Ansonsten tröpfelt der Arbeitstag so vor sich hin. Gegen 14 Uhr bekomme ich langsam Hunger – nach und nach kristallisiert sich heraus, dass es heute Nudeln geben soll. Auf Twitter befrage ich meine Follower, ob ich Asiatisch oder Italienisch essen soll. Kaum habe ich den Tweet abgeschickt, hat sich mein Gaumen schon für Italienisch entschieden – ich habe Appetit auf Olivenöl und brauche nur zwei Minuten, statt mindestens zehn für die asiatische Variante. Die Umfrage, die zu diesem Zeitpunkt für Asiatisch votiert, läuft ja noch bis morgen Mittag und das Ergebnis mir nicht weg.

Ich entscheide mich für eine Pasta Caprese und einen Obstsalat, da im Büro-Obstkorb heute morgen bereits wieder Ebbe war. Die Wartezeit vertreibe ich mir mit Bloggen und dem Beobachten eines Babys am Nebentisch. Es krakeelt fröhlich vor sich hin und hält zum Glück die Finger nicht in Papas dampfend heiße Lasagne. Dann kommt mein Essen: Frische, mit Tomate und Mozzarella gefüllte Ravioli in Tomaten-Butter-Salbei-Sauce. Mit dem Foto checke ich ein und stoße meinen Chef-Chef vom Mayor-Thron. Ha!

Am Nachmittag höre ich von der Freundin, die über Silvester bei uns zu Besuch war und jetzt wieder zurück in Toulouse ist. Sie hatte am Sonntag ihren Rückflug verpasst, ist dann mit ihren zufälligen Zugbekanntschaften weitergereist und hat spontan noch einen Zwischenstopp in Prag eingelegt und dann gestern von dort zurückgeflogen. Ja, es hat uns beide an Before Sunrise erinnert und ich bin auch ein bisschen neidisch geworden – die Reiselust wächst wieder! Außerdem schreibt mir die Teeniecousine, ich soll mal wieder was für sie bestellen – es geht um ein Faschingskostüm.

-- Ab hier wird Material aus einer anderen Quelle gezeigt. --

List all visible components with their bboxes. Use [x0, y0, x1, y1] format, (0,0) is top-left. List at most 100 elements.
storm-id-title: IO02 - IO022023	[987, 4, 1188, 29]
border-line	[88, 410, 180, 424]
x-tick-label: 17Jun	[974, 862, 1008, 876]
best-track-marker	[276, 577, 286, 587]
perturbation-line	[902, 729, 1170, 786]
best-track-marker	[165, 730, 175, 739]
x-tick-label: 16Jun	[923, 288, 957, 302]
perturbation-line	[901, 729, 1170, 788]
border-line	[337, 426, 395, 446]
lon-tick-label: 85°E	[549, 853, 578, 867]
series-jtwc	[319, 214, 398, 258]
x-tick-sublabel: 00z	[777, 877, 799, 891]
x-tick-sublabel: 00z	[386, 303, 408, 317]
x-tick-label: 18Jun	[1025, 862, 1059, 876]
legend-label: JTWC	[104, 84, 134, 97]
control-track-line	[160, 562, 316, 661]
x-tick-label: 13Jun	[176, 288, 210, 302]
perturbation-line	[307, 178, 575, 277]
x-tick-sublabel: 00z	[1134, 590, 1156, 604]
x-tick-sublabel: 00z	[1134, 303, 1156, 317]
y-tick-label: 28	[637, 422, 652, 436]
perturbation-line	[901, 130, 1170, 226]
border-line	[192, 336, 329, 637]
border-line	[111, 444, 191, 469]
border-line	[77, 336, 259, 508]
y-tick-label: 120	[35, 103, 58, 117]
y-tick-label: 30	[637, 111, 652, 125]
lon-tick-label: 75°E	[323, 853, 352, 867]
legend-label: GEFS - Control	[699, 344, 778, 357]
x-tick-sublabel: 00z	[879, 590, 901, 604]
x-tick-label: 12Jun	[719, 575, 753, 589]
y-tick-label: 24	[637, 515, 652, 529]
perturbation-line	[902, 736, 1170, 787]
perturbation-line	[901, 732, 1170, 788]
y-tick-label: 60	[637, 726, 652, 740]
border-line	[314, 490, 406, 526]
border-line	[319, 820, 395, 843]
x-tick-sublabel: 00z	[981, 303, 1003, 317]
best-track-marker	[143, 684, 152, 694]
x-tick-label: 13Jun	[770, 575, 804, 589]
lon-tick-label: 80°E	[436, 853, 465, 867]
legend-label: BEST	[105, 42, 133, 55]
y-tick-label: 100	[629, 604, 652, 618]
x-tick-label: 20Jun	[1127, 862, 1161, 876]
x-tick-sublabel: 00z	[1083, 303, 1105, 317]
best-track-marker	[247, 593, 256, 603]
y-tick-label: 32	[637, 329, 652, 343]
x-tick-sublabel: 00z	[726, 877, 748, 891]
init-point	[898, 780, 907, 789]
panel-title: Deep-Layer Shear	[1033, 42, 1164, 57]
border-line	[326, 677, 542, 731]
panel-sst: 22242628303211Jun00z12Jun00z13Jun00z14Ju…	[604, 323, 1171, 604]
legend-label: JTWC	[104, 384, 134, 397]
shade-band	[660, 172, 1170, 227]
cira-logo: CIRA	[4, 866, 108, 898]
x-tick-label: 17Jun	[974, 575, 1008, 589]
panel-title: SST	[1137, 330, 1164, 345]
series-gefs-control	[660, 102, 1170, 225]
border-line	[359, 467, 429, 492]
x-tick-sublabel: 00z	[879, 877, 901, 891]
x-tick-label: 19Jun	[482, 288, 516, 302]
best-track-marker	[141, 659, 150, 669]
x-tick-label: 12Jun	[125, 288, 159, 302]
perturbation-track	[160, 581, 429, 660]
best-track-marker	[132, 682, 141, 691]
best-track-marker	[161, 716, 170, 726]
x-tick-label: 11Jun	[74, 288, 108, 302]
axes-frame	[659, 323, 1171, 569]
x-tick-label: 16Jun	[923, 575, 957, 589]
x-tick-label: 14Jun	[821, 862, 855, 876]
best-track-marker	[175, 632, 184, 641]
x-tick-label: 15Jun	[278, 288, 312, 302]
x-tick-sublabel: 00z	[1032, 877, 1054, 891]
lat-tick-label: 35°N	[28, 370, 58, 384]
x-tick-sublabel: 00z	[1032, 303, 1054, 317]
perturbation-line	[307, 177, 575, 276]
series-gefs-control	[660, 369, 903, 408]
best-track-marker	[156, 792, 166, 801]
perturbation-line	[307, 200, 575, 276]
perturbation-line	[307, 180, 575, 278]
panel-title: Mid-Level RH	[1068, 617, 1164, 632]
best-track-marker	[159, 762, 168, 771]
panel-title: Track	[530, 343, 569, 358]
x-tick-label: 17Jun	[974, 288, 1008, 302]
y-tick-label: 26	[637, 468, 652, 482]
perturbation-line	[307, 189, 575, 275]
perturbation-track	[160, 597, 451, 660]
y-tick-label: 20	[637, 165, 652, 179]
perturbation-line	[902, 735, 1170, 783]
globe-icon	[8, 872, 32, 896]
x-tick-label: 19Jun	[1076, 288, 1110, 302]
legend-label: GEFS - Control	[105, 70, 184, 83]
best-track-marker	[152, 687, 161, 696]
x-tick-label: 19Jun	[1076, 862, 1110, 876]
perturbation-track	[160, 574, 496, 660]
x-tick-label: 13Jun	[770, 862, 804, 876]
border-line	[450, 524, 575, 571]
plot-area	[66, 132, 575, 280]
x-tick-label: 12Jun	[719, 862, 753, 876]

Ansonsten ist der Arbeitsnachmittag recht unauffällig, außer dass eine Kollegin vorbeischneit, weil sie das neue Hipsterzöpfchen des Kollegen hinter mir begutachten möchte, von dem ich leider heute kein Foto für Euch habe. Nach der Arbeit stelle ich fest, dass es auch draußen geschneit hat. Sofort ist allgemeine Laune merklich besser und alles wirkt gemütlicher, gedämpfter, pittoresker und sogar wärmer.

Ich fahre ich zum ersten Mal seit wirklich langer Zeit endlich mal wieder zum Sport (was für ein Glück, dass ausgerechnet heute der 5. ist, das sorgt für extra Motivation). Studio-Angestellte und Geräte erkennen mich wieder und das Training selbst geht besser als erwartet. Mein Rücken wird es mir danken (also sobald er sich erholt hat).

Ich stapfe freudig durch die frisch gefallene Schneeschicht nach Hause und fange die eine oder andere Flocke mit dem Mund auf. Ein bisschen bin ich wieder Kind, vor allem als ich dann zuhause die vor zwei Monaten im Sportrucksack vergessene Brotdose auspacke, ihr kennt das.

Der Hase erwartet mich mit heißer Rote Bete-Suppe, die ich mit Wasabi, eingelegtem Ingwer und Koriandergrün verfeinere, während der Kater auf dem Balkon schlittern übt. Zum Essen gib es frisch aufgetauten Ananassaft.

Danach bezwinge ich den seit dem Silvester-Dinner schon mehrfach in Angriff genommenen Abwaschberg endlich komplett (ohne Sauerstoffgerät!). Dann ist es 21:00 und der Hase und ich ziehen uns mit Katzen und Film (der mit den Lichtschwertern) aufs Sofa zurück.